Auch schon bei geringeren Schäden, die z.B. durch das Wedeln mit der Rute in einer fremden Wohnung, eine Vase zerstört wird, spring die Versicherung ein und ersetzt den Schaden.

Wer ein Pferd hat, hält dieses meist nicht zu Hause. Somit auch nicht unter direkter Kontrolle, Pferde können ausbrechen und ausschlagen. Beides kann einen enormen Schaden an Mensch und Geldbeutel schaffen. Im Falle, dass ein Pferd aus der Box oder vom Feld sich eigensinnig entfernt und möglicherweise einen Verkehrsunfall hervorruft, haftet die Tierhalterhaftpflicht. Auch wenn Ihr Pferd einen Menschen verletzten sollte, spring die Versicherung ein und ersetzt die anfallenden Kosten.

Wer sollte eine Tierhalterhaftpflicht abschließen?
Jeder Tierbesitzer sollte diese Versicherung in Betracht ziehen.

Was wird durch eine Tierhalterhaftpflichtversicherung abgesichert?
Abgesichert wird die gesetzlich festgelegte Haftpflicht des Tierhalters zu privaten Absichten. Das Tier muss aber in der Police eingetragen werden.

Risiken und Schäden die abgesichert werden:
Vermögens-, Personen-, Sachschäden von Dritten, die das Tier hervorgerufen hat. Auch möglich abzusichern: Mietschäden sowie Tierhüterrisiko.

Speziell bei Hunden und Pferden lohnt es sich nach Sonderleistungen zu erkunden, da viele Anbieter eine Mitversicherung von Welpen oder Fohlen anbieten.

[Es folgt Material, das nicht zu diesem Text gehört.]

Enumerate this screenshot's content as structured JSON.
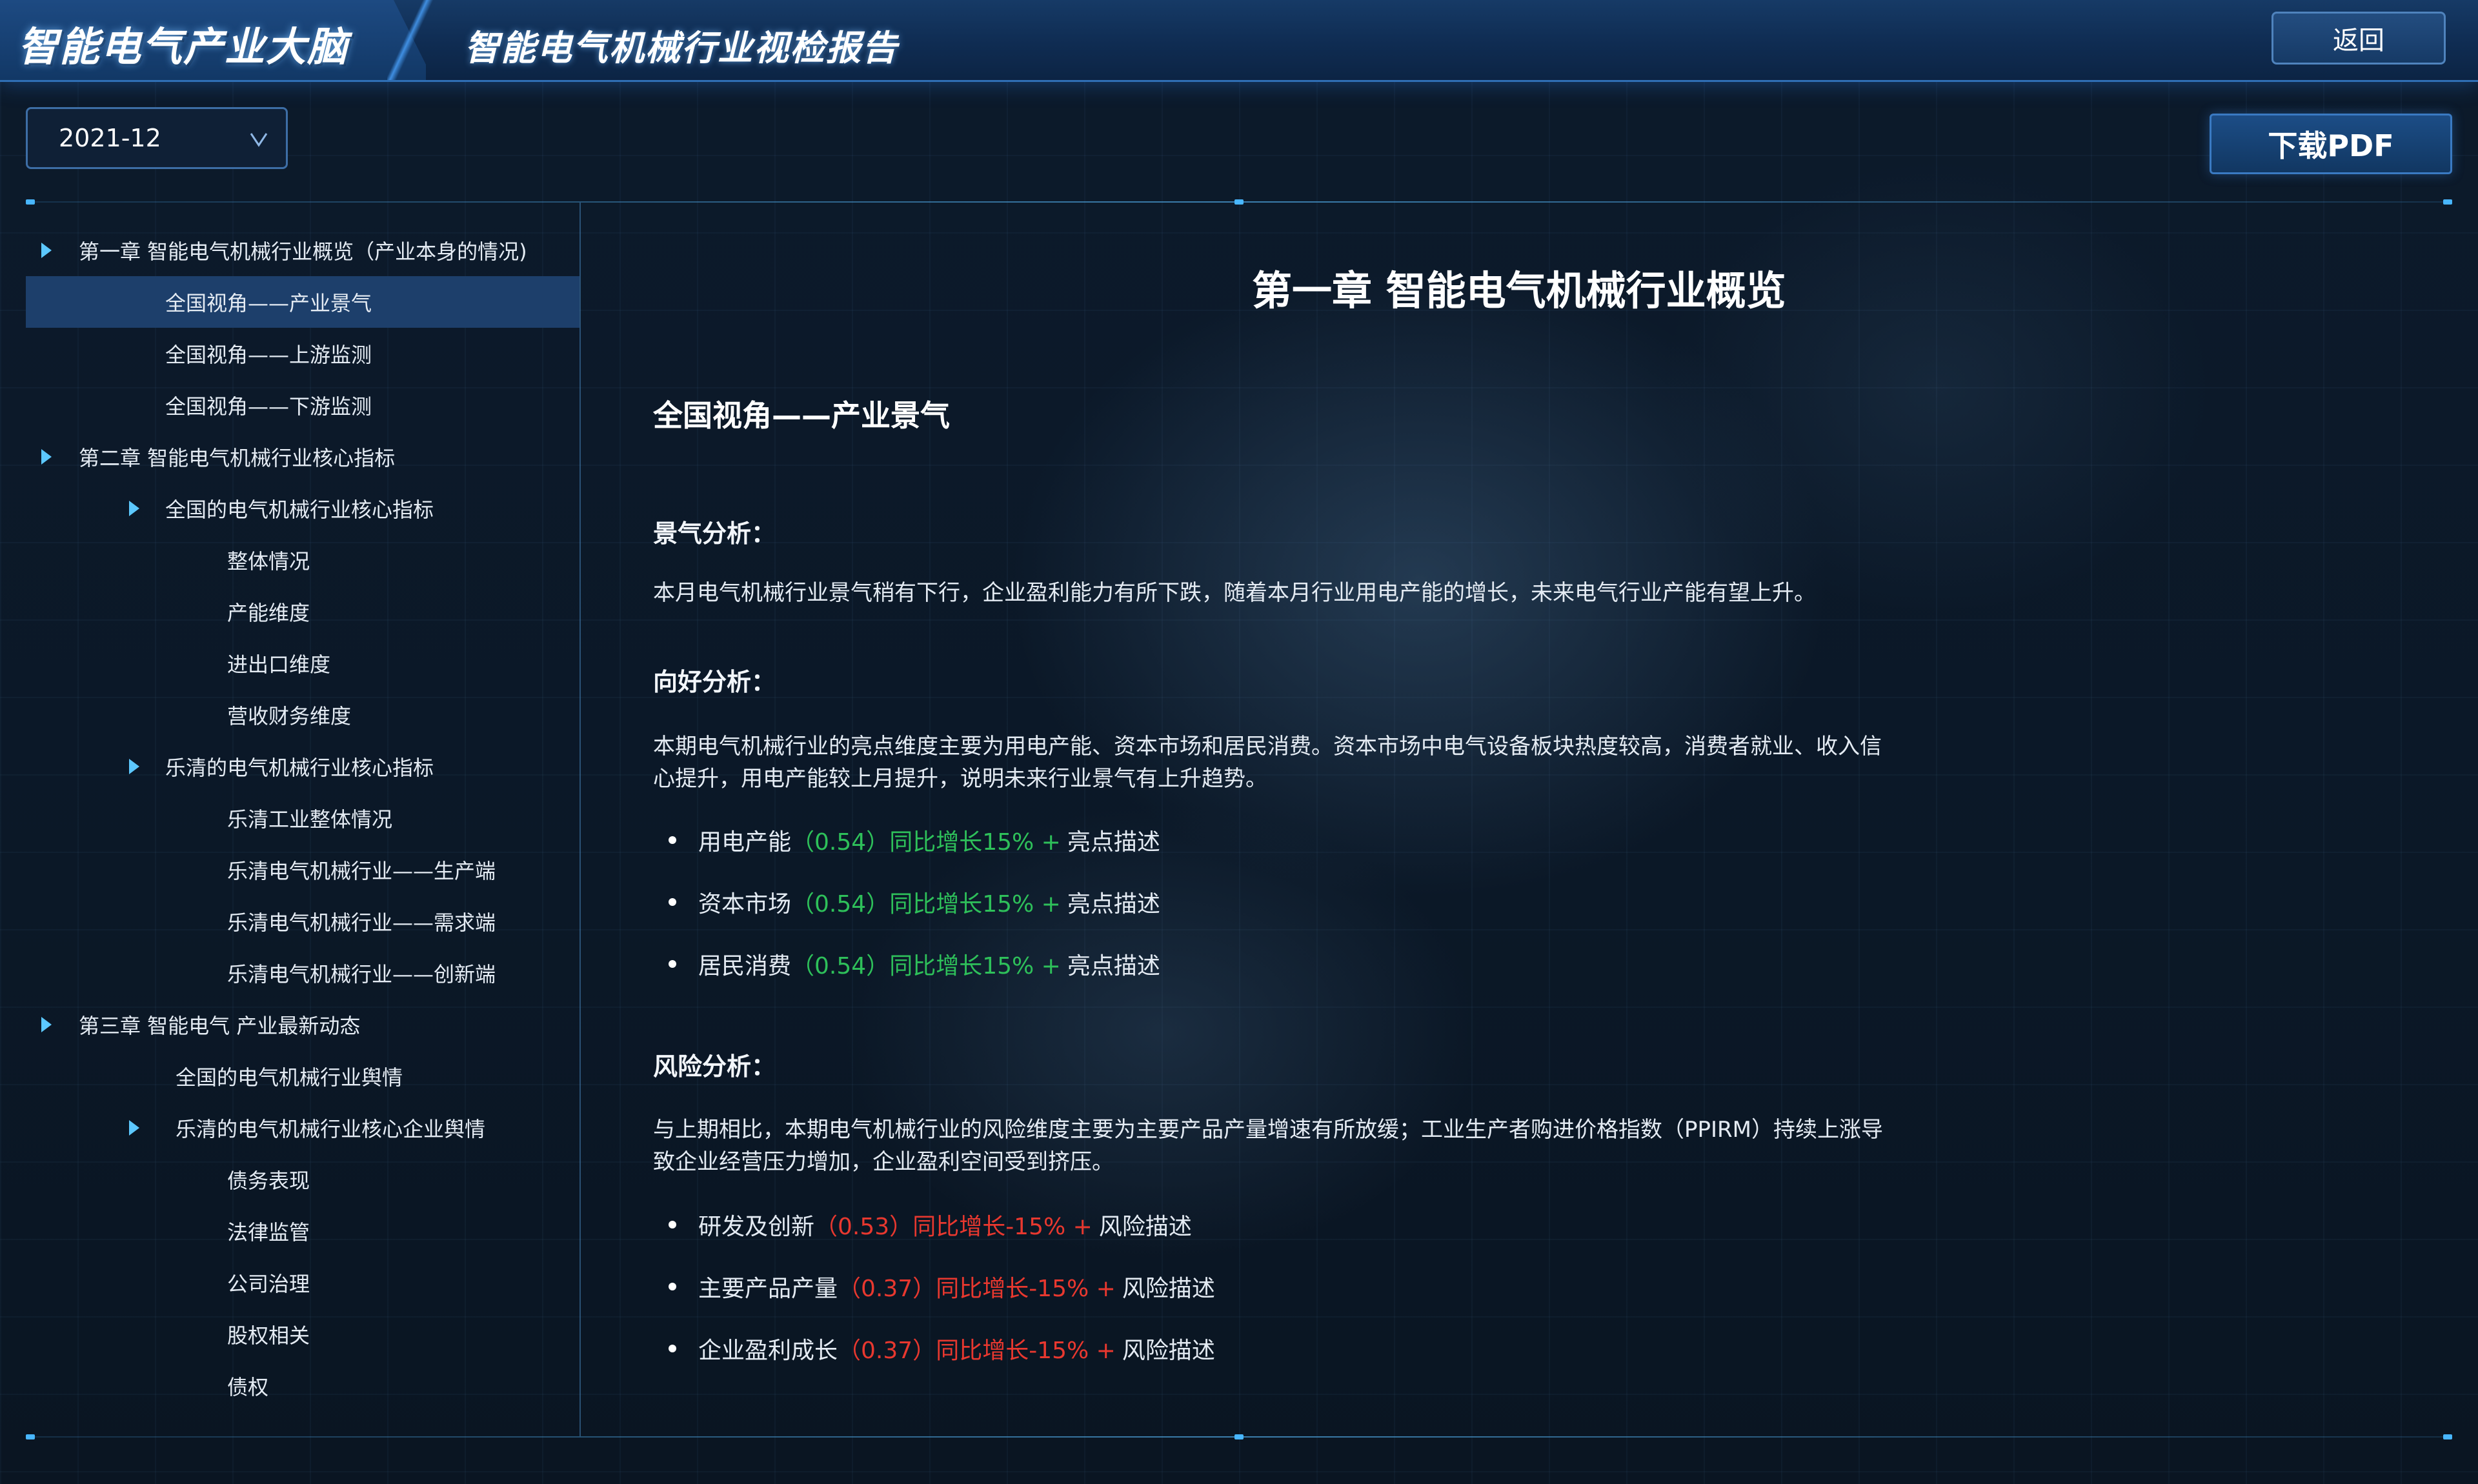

Bei Pferden werden auch Deckschäden, unentgeltlicher Verleih, Reitbeteiligungen und private Kutschfahrten mit abgesichert.

Was wird nicht abgesichert?
Es wird nicht abgesichert; der Vorsatz, Krieg, Streik, innere Unruhen, Kernenergie und Aussperrung. Auch bei Hunderassen wie z.B. Pitbull, Rottweiler und Dobermann ist leider nicht jeder Tarif geeignet. Ebenfalls springt die Versicherung bei gewerblicher Nutzung der Tiere nicht ein.

An welchen Orten tritt die Versicherung in Kraft?
Die Versicherung sichert Sie deutschlandweit ab. Dazu verlieren Sie bei  vorübergehenden Aufenthalten im Ausland nicht ihren Versicherungsschutz.

Welche Absicherung ergibt evtl. noch Sinn?
Kosten die durch gesundheitliche Beschwerden des Tieres entstehen müssen immer aus der eigenen Tasche bezahlt werden. Diese Kosten fallen meist unerwartet an, so dass viele Tierbesitzer keine Rücklagen erspart haben. In solchen Fällen kann die Erkrankung dem Tierhalter seine gesamten Ersparnisse kosten. Für solche Fälle ist eine Tierkrankenversicherung sinnvoll.